Uffizi Tickets: Online Reservation

Hall 2 – Giotto & the 13th Century

This big and important room is crucial to understand the revolution occurred to the traditional figurative schemes of Tuscan and Italian painting at the end of the 13th century.

The majority of the works of art displayed still show the influence of Bizantine art: bodies are two-dimensional and highly stylized with sharp outlines.

Three are the masterpieces worth to linger on: three colossal temperas on wood panels also called Maestà (depiction of the Virgin Mary Enthroned).
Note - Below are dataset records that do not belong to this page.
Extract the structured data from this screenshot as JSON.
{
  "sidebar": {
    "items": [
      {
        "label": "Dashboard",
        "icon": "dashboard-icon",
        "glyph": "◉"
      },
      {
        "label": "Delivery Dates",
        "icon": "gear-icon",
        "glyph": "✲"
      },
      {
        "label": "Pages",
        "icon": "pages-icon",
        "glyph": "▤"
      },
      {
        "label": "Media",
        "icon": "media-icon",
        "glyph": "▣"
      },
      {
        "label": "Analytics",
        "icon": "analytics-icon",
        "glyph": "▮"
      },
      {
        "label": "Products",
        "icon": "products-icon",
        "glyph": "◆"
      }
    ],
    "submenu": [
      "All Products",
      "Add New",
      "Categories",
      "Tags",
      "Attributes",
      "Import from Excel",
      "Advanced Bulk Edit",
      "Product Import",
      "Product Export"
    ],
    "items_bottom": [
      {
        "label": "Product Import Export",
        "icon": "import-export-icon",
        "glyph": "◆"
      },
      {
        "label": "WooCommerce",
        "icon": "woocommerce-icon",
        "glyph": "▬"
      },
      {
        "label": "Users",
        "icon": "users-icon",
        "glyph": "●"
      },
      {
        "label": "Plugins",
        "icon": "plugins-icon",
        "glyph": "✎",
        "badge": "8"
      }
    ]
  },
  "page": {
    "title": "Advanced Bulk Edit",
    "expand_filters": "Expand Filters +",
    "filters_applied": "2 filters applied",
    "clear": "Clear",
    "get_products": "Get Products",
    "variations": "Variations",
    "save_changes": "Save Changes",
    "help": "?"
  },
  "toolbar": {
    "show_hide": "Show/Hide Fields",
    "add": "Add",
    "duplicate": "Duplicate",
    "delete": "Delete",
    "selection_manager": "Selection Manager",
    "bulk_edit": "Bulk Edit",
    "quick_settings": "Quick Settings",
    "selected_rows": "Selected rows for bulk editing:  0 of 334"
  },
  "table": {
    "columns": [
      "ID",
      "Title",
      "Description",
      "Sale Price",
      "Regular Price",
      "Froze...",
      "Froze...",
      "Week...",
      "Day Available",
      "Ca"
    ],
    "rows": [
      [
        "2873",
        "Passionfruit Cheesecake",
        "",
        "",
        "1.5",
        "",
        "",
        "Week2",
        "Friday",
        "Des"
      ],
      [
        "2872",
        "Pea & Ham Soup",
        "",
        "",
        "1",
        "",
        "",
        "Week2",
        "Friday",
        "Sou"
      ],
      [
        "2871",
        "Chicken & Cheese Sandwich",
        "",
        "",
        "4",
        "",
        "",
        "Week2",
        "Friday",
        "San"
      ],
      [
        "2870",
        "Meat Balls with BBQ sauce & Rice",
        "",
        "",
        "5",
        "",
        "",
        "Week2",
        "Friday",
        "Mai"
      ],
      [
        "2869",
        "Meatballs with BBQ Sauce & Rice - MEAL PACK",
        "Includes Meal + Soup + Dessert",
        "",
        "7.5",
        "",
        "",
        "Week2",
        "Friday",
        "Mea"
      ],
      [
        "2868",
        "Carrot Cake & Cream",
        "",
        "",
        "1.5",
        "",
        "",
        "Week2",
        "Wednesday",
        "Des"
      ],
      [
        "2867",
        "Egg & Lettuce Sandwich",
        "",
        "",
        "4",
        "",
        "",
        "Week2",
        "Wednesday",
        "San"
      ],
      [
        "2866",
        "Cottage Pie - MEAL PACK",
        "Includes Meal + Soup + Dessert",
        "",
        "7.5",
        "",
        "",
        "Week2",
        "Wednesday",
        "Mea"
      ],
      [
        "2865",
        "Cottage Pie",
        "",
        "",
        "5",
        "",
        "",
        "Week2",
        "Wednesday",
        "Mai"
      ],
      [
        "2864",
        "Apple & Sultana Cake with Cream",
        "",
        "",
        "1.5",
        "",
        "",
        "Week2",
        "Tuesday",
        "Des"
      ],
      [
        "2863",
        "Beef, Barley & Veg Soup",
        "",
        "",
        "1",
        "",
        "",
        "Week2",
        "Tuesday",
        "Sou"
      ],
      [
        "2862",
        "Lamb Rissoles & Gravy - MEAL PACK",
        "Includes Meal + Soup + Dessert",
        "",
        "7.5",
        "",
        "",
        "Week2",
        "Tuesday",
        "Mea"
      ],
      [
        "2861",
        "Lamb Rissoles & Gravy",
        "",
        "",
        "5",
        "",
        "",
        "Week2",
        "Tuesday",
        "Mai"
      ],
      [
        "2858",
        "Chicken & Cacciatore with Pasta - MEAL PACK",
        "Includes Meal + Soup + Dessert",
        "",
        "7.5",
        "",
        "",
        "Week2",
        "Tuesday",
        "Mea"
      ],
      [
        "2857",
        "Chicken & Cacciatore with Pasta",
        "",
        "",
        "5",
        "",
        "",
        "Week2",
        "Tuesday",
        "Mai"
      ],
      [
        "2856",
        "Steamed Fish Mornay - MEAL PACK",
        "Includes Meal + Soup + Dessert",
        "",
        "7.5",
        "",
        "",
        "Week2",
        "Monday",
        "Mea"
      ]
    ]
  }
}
Their authors are three masters of 13th century Italian painting: Duccio di Buoninsegna, Cimabue and Giotto.

At that time Duccio was the most important representative of the Sienese painting that focused on the importance of color and decoration over drawing. His Maestà, also called Madonna Rucellai was painted in 1285. The Virgin sits on a marvellous inlaid throne and her face, still enigmatic like that of a Byzantine icon, is softened by the hint of a smile. Sienese decorativism is visible in the golden border of Holy Mary’s garments.

Cimabue is considered the last Italian artist to be influenced by Byzantine art. In his tempera on wood known as Maestà of Santa Trinita, painted between 1280 and 1290, something is changing. The throne with its wide base where are the four prophets and a mighty Madonna resting her leg on the upper step of the throne, foreshadow the spatial experimentation his apprentice, Giotto, will become famous for.

Giotto is the true originator of modern painting. He paved the way to the Renaissance. His Maestà, or Madonna di Ognissanti, painted around 1310, is completely different from Duccio’s or Cimabue’s. The Virgin sits on a throne that gives space a shape and create a “perspective box” where figures are physical, finally humanized. People are human beings, with a real body and soul and they live in a real space: they live in this world.